2. Which is stronger: PROGRAF or ASTAGRAF XL?

Potency comparisons between PROGRAF and ASTAGRAF XL depend on the specific clinical indication. These are agents from distinct pharmacological classes and are not directly interchangeable by dose. A physician or clinical pharmacist should guide any therapeutic switching decisions.

3. What is the standard dosing for PROGRAF vs ASTAGRAF XL?

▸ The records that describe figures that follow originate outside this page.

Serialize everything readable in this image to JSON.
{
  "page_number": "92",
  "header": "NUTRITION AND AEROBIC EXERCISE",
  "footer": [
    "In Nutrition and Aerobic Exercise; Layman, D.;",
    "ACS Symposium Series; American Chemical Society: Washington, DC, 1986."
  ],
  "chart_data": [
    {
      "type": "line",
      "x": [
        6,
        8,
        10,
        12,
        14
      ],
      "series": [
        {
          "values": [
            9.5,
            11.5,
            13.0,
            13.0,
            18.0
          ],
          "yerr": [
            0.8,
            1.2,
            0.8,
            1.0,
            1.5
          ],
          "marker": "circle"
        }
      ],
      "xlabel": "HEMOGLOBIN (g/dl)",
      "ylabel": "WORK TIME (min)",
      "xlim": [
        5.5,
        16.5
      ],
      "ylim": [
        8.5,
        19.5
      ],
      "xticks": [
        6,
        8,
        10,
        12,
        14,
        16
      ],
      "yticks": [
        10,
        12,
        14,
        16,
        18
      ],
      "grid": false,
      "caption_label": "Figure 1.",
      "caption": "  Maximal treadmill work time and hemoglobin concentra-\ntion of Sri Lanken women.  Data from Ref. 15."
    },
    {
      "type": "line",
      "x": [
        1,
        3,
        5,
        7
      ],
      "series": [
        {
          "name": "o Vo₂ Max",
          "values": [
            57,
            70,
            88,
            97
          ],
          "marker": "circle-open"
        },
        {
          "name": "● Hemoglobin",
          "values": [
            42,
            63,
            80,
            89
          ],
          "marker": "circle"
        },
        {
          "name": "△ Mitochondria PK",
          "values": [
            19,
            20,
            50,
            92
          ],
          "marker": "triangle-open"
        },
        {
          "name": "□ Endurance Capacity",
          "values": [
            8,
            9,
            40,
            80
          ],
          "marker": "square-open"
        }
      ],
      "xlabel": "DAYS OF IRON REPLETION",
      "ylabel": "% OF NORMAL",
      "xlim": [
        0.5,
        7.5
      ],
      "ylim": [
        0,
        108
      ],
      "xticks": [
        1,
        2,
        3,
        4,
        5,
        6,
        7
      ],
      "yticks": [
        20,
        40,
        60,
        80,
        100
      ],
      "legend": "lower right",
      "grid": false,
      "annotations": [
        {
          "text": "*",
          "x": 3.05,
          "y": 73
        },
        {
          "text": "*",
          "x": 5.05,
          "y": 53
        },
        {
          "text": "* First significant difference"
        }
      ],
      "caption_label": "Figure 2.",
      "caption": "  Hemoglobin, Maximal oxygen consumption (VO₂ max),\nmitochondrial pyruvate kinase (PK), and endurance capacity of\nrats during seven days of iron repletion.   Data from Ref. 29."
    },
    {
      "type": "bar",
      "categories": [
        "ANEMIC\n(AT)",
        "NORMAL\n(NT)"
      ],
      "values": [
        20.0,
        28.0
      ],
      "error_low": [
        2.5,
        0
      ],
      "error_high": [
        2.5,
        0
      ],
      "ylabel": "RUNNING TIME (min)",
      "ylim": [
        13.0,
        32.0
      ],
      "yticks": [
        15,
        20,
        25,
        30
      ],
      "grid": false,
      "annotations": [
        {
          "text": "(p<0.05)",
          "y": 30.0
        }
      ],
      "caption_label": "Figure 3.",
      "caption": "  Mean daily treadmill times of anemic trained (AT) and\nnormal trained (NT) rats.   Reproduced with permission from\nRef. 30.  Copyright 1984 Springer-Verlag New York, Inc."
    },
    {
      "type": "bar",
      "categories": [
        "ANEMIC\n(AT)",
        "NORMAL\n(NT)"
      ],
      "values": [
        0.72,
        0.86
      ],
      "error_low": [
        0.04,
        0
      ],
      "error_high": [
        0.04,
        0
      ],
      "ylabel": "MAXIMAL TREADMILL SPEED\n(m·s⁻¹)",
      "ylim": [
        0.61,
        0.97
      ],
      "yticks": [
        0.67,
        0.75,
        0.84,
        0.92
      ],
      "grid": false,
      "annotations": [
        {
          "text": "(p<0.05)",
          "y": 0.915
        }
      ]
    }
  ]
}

The standard adult dose of PROGRAF is: Initial oral dose: 0.1-0.15 mg/kg/day divided into 2 doses (every 12 hours). IV dose: 0.03-0.05 mg/kg/day as continuous infusion. Adjunct with corticosteroids.. The standard adult dose of ASTAGRAF XL is: Initial oral dose of 0.1-0.15 mg/kg/day divided every 12 hours, with subsequent adjustments based on trough levels. Typical maintenance dose 0.05-0.15 mg/kg/day.. Dosing should always be individualized based on indication, renal and hepatic function, age, and other patient factors.

4. Can you take PROGRAF and ASTAGRAF XL together?

No direct drug-drug interaction has been formally documented between PROGRAF and ASTAGRAF XL in current clinical databases. However, individual patient risk factors including other medications, organ function, and comorbidities should always be evaluated by a qualified healthcare provider.

5. Are PROGRAF and ASTAGRAF XL safe during pregnancy?

The maternal-fetal safety profiles differ. PROGRAF is classified as Category C. Pregnancy Category C. Risk in first trimester: increased risk of congenital malformations (animal studies); human data limited. Second and third trimester: potential for fetal grow. ASTAGRAF XL is classified as Category C. Tacrolimus is classified as FDA Pregnancy Category C. There are no adequate and well-controlled studies in pregnant women. In animal studies, tacrolimus caused maternal toxicity an. Always consult a maternal-fetal medicine specialist before taking either drug during pregnancy or lactation.